According to the lawsuit, federal authorities seized evidence such as cell phones and detained witnesses after the shooting. Federal authorities also blocked state investigators from accessing the scene, even after the BCA obtained a search warrant granting them access. The BCA investigates officer-involved shootings in Minnesota.
The lawsuit says that when federal agents left the scene a few hours after the shooting, the scene wasn’t secured to prevent the public or others from accessing the site, “potentially spoiling evidence,” the lawsuit says.
Attorneys representing the BCA and the Hennepin County Attorney’s Office argued in federal court Monday that the temporary restraining order should remain in effect to ensure that all evidence is preserved.
Deputy Solicitor General Peter Farrell, who argued in court on behalf of the BCA, said that the state has identified “serious irregularities” in the federal government’s investigation so far, such as state officials being denied access to a public street and top federal officials posting their conclusions about the shooting on social media.

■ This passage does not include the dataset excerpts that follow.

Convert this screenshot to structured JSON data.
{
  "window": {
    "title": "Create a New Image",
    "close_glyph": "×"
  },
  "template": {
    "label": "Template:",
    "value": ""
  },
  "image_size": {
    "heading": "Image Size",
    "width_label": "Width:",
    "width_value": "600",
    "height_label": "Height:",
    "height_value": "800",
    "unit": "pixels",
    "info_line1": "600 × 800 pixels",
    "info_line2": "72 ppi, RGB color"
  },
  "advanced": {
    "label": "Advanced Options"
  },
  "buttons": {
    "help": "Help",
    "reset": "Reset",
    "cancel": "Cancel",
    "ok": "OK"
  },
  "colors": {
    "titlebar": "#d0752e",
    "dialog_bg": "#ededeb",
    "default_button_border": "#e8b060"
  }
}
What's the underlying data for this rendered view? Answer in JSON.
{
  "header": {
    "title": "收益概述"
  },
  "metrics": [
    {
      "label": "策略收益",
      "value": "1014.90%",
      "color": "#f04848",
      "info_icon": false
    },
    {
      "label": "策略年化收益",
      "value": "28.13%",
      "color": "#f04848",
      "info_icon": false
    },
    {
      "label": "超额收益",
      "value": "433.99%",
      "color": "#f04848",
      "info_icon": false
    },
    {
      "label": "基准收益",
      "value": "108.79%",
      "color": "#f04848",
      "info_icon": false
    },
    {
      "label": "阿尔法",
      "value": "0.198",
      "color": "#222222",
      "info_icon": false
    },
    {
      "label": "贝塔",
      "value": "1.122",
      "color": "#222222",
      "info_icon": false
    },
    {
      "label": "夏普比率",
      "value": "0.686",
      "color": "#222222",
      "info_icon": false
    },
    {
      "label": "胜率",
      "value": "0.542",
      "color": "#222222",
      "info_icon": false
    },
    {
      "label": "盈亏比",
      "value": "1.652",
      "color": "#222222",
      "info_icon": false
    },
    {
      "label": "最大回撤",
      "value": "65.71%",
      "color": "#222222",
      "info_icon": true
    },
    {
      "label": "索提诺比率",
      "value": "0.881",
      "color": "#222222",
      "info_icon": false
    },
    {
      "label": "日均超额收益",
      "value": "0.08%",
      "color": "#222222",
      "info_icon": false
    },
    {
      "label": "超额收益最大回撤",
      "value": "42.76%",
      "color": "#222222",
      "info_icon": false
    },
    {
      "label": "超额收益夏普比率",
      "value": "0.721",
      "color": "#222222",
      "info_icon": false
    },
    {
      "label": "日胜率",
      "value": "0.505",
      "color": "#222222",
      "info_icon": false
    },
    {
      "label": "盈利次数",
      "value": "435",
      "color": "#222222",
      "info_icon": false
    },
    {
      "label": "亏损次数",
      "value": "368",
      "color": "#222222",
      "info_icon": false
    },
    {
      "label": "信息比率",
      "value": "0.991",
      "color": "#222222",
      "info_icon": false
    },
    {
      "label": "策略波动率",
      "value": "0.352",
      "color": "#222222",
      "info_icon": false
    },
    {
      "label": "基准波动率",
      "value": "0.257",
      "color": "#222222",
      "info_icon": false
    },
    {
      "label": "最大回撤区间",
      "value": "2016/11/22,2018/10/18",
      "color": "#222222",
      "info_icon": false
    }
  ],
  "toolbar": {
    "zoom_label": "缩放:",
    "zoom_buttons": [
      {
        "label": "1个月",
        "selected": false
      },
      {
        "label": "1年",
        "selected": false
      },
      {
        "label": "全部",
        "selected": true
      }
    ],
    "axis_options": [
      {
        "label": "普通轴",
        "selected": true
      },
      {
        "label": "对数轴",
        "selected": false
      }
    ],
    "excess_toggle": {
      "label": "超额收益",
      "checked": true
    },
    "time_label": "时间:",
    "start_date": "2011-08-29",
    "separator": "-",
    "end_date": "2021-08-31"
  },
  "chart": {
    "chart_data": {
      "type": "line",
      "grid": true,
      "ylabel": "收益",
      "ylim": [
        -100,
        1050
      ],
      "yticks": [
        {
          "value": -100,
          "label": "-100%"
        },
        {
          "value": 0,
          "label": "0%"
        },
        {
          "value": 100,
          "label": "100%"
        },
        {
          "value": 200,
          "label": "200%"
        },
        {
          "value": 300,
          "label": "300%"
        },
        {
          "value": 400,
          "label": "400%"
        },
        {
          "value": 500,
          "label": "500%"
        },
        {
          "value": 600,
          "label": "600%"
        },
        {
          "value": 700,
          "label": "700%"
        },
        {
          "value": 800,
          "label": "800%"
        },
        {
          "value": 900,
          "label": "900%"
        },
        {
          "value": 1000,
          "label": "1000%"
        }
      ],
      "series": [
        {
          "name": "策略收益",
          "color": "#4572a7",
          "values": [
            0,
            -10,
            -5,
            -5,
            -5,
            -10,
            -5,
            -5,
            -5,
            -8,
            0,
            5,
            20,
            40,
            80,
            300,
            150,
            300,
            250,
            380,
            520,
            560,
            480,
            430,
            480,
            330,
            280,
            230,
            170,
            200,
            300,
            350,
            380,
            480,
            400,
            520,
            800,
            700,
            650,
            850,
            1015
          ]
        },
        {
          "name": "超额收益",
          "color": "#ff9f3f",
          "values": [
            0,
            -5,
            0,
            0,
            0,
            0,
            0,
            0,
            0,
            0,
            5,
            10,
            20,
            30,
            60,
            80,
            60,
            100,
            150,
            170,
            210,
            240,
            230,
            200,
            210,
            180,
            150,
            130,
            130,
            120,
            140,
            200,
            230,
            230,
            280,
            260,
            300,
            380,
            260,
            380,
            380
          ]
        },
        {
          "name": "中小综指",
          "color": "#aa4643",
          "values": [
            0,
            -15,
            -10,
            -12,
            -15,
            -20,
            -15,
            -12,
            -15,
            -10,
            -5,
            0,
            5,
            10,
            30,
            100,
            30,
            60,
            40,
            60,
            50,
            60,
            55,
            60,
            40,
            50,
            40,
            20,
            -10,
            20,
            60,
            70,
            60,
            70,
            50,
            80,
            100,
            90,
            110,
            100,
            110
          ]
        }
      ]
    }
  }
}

“I do not think you can turn a blind eye to the rush to judgement,” Farrell told Tostrud.
Clare Diegel, representing the Hennepin County Attorney’s Office, said because the federal government is not cooperating with state officials on the investigation, that federal authorities could hypothetically close their investigation and then destroy the evidence.
“Nothing about what is going on here is normal, nothing,” she said.
Assistant U.S. Attorney Friedrich Siekert, representing the federal government, argued that the investigation is a “federal matter,” and procedures regarding evidence preservation are being followed, meaning that the temporary restraining order is not needed.
“We don’t want the court to get involved in micromanaging, if you will, of an ongoing federal matter,” Siekert said.
Siekert also said while evidence is being preserved, that the federal government would “draw the line” at allowing state investigators access to evidence in their possession.
The lawsuit says that the federal government’s denial of state and local law enforcement access to evidence is “contrary to core principles of federalism embodied in the U.S. Constitution and poses an unreasonable interference with Plaintiffs’ ability to carry out their sovereign right and responsibility to investigate possible violations of state law [within] the State’s borders.”
The BCA was also pushed out of investigating the Jan. 7 fatal shooting of Renee Nicole Mackin Good, who was also killed by a federal immigration agent. Federal authorities originally agreed to investigate her killing alongside the BCA, then told the state it would not be included and would not receive any evidence collected by the federal government.
“Contrary to long-standing procedures and accepted norms of state and federal cooperation, it appears federal authorities have taken exclusive possession of evidence from the scene,” the lawsuit says of the Pretti shooting scene. “Unfortunately, based on the government’s refusal to allow BCA to participate in this and another similar investigation, there is every reason to believe that Defendants will continue to deny Plaintiffs access to that evidence absent this Court’s intervention.